Planned Encounters: Delhi c. 1936-1957
Diya Mehra, University of Texas, Austin, India

This paper examines the development of Delhi in a period covering three major expansions in its urbanization namely the building of the Imperial capital, World War 2 and post-Partition resettlement. It focuses on the statutory emergence of an exaggerated state/sovereign presence in, and control of, urban development through these historical transitions; a phenomena which would continue through the post-Independence period into contemporary times. Following the establishment of the Imperial capital, the British keen to protect the new grandiose enclave from the disease and decay of the neighboring native city, put into place a number of ‘town planning’ statutes and institutions – namely a centralized Improvement Trust and a leasehold system for developing its vast, virgin lands – to ensure orderly and aesthetic urban growth. However, expansion schemes planned under this regime are put into abeyance as Delhi becomes the headquarters of the Allied effort to stem Japanese forces. The government is now interested in marshalling economic resources – including land, buildings, and construction materials to provide for battalions of arriving soldiers, for whom it also undertakes large swathes of new construction. All these development and control logics – aesthetic, planned, military and economic - as well as massive state inputs into construction come into play as refugees flood the city following the Partition and the government seeks to manage their resettlement. Earlier tendencies are amplified by Nehru’s administration into state monopolies over land and urban development as refugees and residents vociferously defy the state for access to the city, while it tries to build a modern nation.

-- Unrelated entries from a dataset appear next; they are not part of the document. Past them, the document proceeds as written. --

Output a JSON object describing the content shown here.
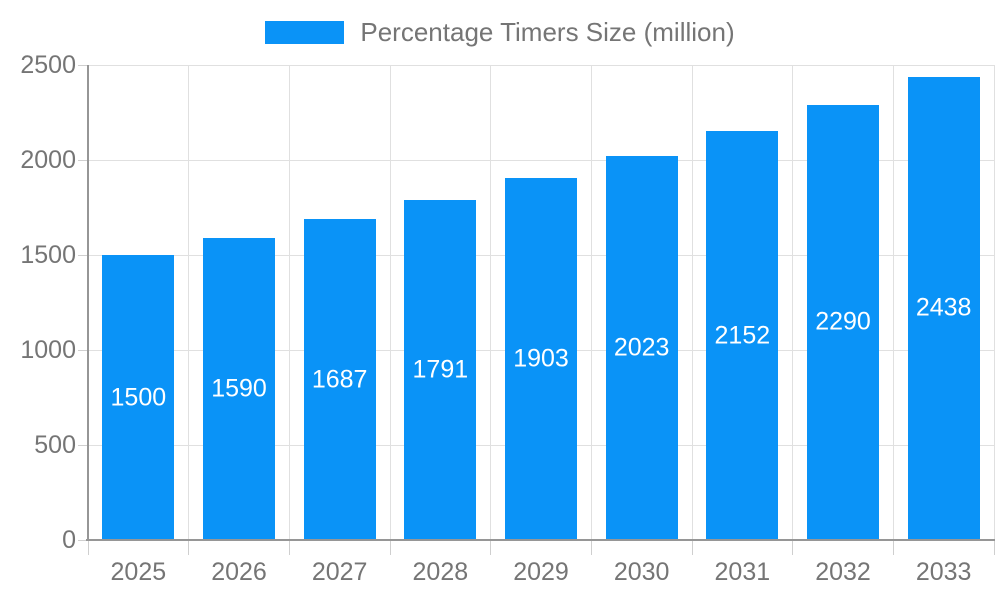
{
  "legend": {
    "label": "Percentage Timers Size (million)"
  },
  "chart_data": {
    "type": "bar",
    "title": "Percentage Timers Size (million)",
    "categories": [
      "2025",
      "2026",
      "2027",
      "2028",
      "2029",
      "2030",
      "2031",
      "2032",
      "2033"
    ],
    "series": [
      {
        "name": "Percentage Timers Size (million)",
        "values": [
          1500,
          1590,
          1687,
          1791,
          1903,
          2023,
          2152,
          2290,
          2438
        ]
      }
    ],
    "values": [
      1500,
      1590,
      1687,
      1791,
      1903,
      2023,
      2152,
      2290,
      2438
    ],
    "bar_value_labels": [
      "1500",
      "1590",
      "1687",
      "1791",
      "1903",
      "2023",
      "2152",
      "2290",
      "2438"
    ],
    "xlabel": "",
    "ylabel": "",
    "ylim": [
      0,
      2500
    ],
    "yticks": [
      0,
      500,
      1000,
      1500,
      2000,
      2500
    ],
    "grid": true,
    "legend_position": "top-center",
    "value_label_position": "inside-center",
    "colors": {
      "bar": "#0a93f7",
      "bar_label": "#ffffff",
      "axis_text": "#757575",
      "legend_text": "#757575",
      "gridline": "#e0e0e0",
      "tick": "#cfcfcf",
      "axis_line": "#969696",
      "background": "#ffffff"
    }
  }
}
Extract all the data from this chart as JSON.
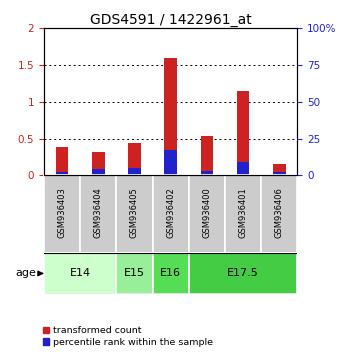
{
  "title": "GDS4591 / 1422961_at",
  "samples": [
    "GSM936403",
    "GSM936404",
    "GSM936405",
    "GSM936402",
    "GSM936400",
    "GSM936401",
    "GSM936406"
  ],
  "red_values": [
    0.38,
    0.32,
    0.44,
    1.6,
    0.53,
    1.15,
    0.15
  ],
  "blue_values": [
    0.04,
    0.08,
    0.1,
    0.35,
    0.06,
    0.18,
    0.04
  ],
  "ylim_left": [
    0,
    2
  ],
  "ylim_right": [
    0,
    100
  ],
  "yticks_left": [
    0,
    0.5,
    1.0,
    1.5,
    2.0
  ],
  "yticks_right": [
    0,
    25,
    50,
    75,
    100
  ],
  "ytick_labels_left": [
    "0",
    "0.5",
    "1",
    "1.5",
    "2"
  ],
  "ytick_labels_right": [
    "0",
    "25",
    "50",
    "75",
    "100%"
  ],
  "age_groups": [
    {
      "label": "E14",
      "samples": [
        "GSM936403",
        "GSM936404"
      ],
      "color": "#ccffcc"
    },
    {
      "label": "E15",
      "samples": [
        "GSM936405"
      ],
      "color": "#99ee99"
    },
    {
      "label": "E16",
      "samples": [
        "GSM936402"
      ],
      "color": "#55dd55"
    },
    {
      "label": "E17.5",
      "samples": [
        "GSM936400",
        "GSM936401",
        "GSM936406"
      ],
      "color": "#44cc44"
    }
  ],
  "bar_color_red": "#cc2222",
  "bar_color_blue": "#2222cc",
  "bar_width": 0.35,
  "sample_bg_color": "#cccccc",
  "legend_red_label": "transformed count",
  "legend_blue_label": "percentile rank within the sample",
  "age_label": "age",
  "title_fontsize": 10,
  "tick_fontsize": 7.5,
  "sample_fontsize": 6.0
}
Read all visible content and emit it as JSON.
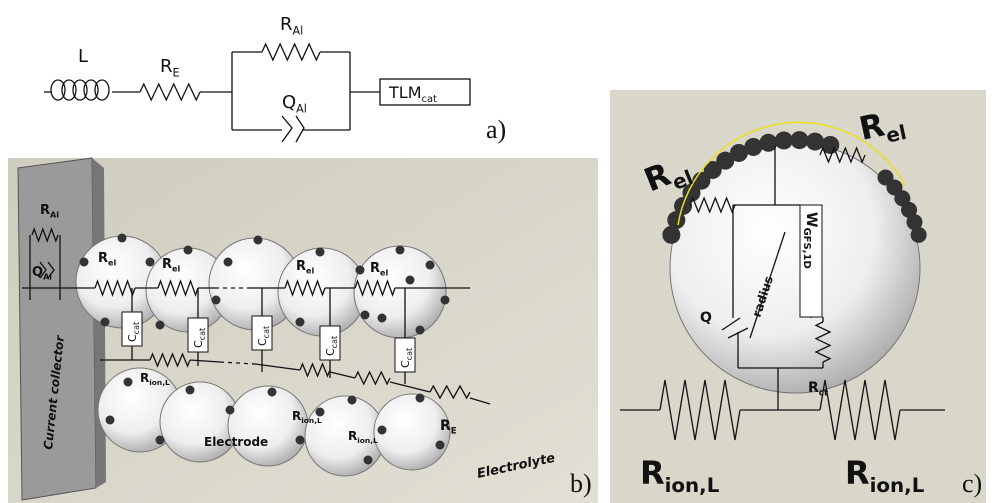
{
  "panel_a": {
    "inductor": "L",
    "r_e": {
      "main": "R",
      "sub": "E"
    },
    "r_al": {
      "main": "R",
      "sub": "Al"
    },
    "q_al": {
      "main": "Q",
      "sub": "Al"
    },
    "tlm": {
      "main": "TLM",
      "sub": "cat"
    },
    "tag": "a)"
  },
  "panel_b": {
    "r_al": {
      "main": "R",
      "sub": "Al"
    },
    "q_al": {
      "main": "Q",
      "sub": "Al"
    },
    "r_el": [
      {
        "main": "R",
        "sub": "el"
      },
      {
        "main": "R",
        "sub": "el"
      },
      {
        "main": "R",
        "sub": "el"
      },
      {
        "main": "R",
        "sub": "el"
      }
    ],
    "c_cat": [
      {
        "main": "C",
        "sub": "cat"
      },
      {
        "main": "C",
        "sub": "cat"
      },
      {
        "main": "C",
        "sub": "cat"
      },
      {
        "main": "C",
        "sub": "cat"
      },
      {
        "main": "C",
        "sub": "cat"
      }
    ],
    "r_ion": [
      {
        "main": "R",
        "sub": "ion,L"
      },
      {
        "main": "R",
        "sub": "ion,L"
      },
      {
        "main": "R",
        "sub": "ion,L"
      }
    ],
    "r_e": {
      "main": "R",
      "sub": "E"
    },
    "current_collector": "Current collector",
    "electrode": "Electrode",
    "electrolyte": "Electrolyte",
    "tag": "b)"
  },
  "panel_c": {
    "r_el": [
      {
        "main": "R",
        "sub": "el"
      },
      {
        "main": "R",
        "sub": "el"
      }
    ],
    "w": {
      "main": "W",
      "sub": "GFS,1D"
    },
    "radius": "radius",
    "q": "Q",
    "r_ct": {
      "main": "R",
      "sub": "ct"
    },
    "r_ion": [
      {
        "main": "R",
        "sub": "ion,L"
      },
      {
        "main": "R",
        "sub": "ion,L"
      }
    ],
    "tag": "c)"
  }
}
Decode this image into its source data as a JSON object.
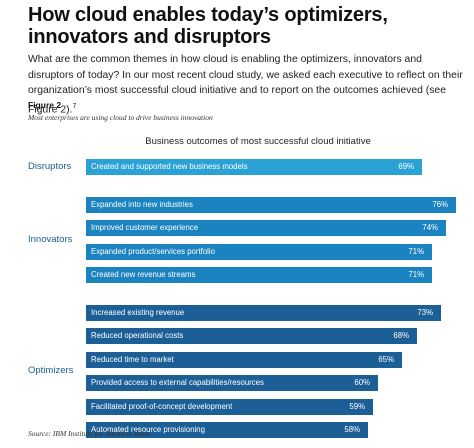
{
  "title": "How cloud enables today’s optimizers, innovators and disruptors",
  "intro": "What are the common themes in how cloud is enabling the optimizers, innovators and disruptors of today? In our most recent cloud study, we asked each executive to reflect on their organization’s most successful cloud initiative and to report on the outcomes achieved (see Figure 2).",
  "intro_ref": "7",
  "figure_label": "Figure 2",
  "figure_subtitle": "Most enterprises are using cloud to drive business innovation",
  "source": "Source: IBM Institute for Business Value",
  "colors": {
    "disruptors": "#2aa2d6",
    "innovators": "#1c83c1",
    "optimizers": "#1c5f96",
    "group_label": "#1a5e8a"
  },
  "chart_data": {
    "type": "bar",
    "orientation": "horizontal",
    "title": "Business outcomes of most successful cloud initiative",
    "unit": "%",
    "xlim": [
      0,
      80
    ],
    "groups": [
      {
        "name": "Disruptors",
        "color_key": "disruptors",
        "items": [
          {
            "label": "Created and supported new business models",
            "value": 69,
            "display": "69%"
          }
        ]
      },
      {
        "name": "Innovators",
        "color_key": "innovators",
        "items": [
          {
            "label": "Expanded into new industries",
            "value": 76,
            "display": "76%"
          },
          {
            "label": "Improved customer experience",
            "value": 74,
            "display": "74%"
          },
          {
            "label": "Expanded product/services portfolio",
            "value": 71,
            "display": "71%"
          },
          {
            "label": "Created new revenue streams",
            "value": 71,
            "display": "71%"
          }
        ]
      },
      {
        "name": "Optimizers",
        "color_key": "optimizers",
        "items": [
          {
            "label": "Increased existing revenue",
            "value": 73,
            "display": "73%"
          },
          {
            "label": "Reduced operational costs",
            "value": 68,
            "display": "68%"
          },
          {
            "label": "Reduced time to market",
            "value": 65,
            "display": "65%"
          },
          {
            "label": "Provided access to external capabilities/resources",
            "value": 60,
            "display": "60%"
          },
          {
            "label": "Facilitated proof-of-concept development",
            "value": 59,
            "display": "59%"
          },
          {
            "label": "Automated resource provisioning",
            "value": 58,
            "display": "58%"
          }
        ]
      }
    ]
  }
}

Towards Greater Bombay: Town Planning and Suburbanization in the Bombay region, ca. 1920-1964
Nikhil R. Rao, Wellesley College, USA

This paper explores urban expansion in Bombay, culminating in the annexure of large parts of the adjacent island of Salsette and the creation of the new municipal entity of Greater Bombay in 1957. The expansion of Bombay into Salsette had two aspects. On the one hand, formerly agrarian areas became municipalized and arguments were made for and against merging such smaller municipalities with Bombay beginning in the 1910s. On the other hand, attempts were made to formalize and regulate the conversion of lands from agricultural to urban use through the Town Planning Act of 1915. Until the promulgation of the Development Plan in 1964, Town Planning constituted the regime of urban expansion in Bombay. These two aspects of urban expansion were in a tense and uneasy relationship, as this paper will elaborate. Town Planning meant that new alliances were formed between the state and agricultural landowners in using urban street layouts as a battering ram of urban expansion. While earlier suburban schemes had pitted the colonial state seeking new lands on its own terms against agrarian landowners at the edge of the city, Town Planning featured, in principle, a collaborative model of urban expansion where agrarian landowners themselves sought to convert their lands to urban use. Expansion, however, raised complicated questions of sovereignty and governance in the context of increasing municipalization in Salsette and the prospect of annexure to Bombay. The tension between the municipal expansion of Bombay and its physical expansion through Town Planning, centred on the land question, became constitutive of Greater Bombay.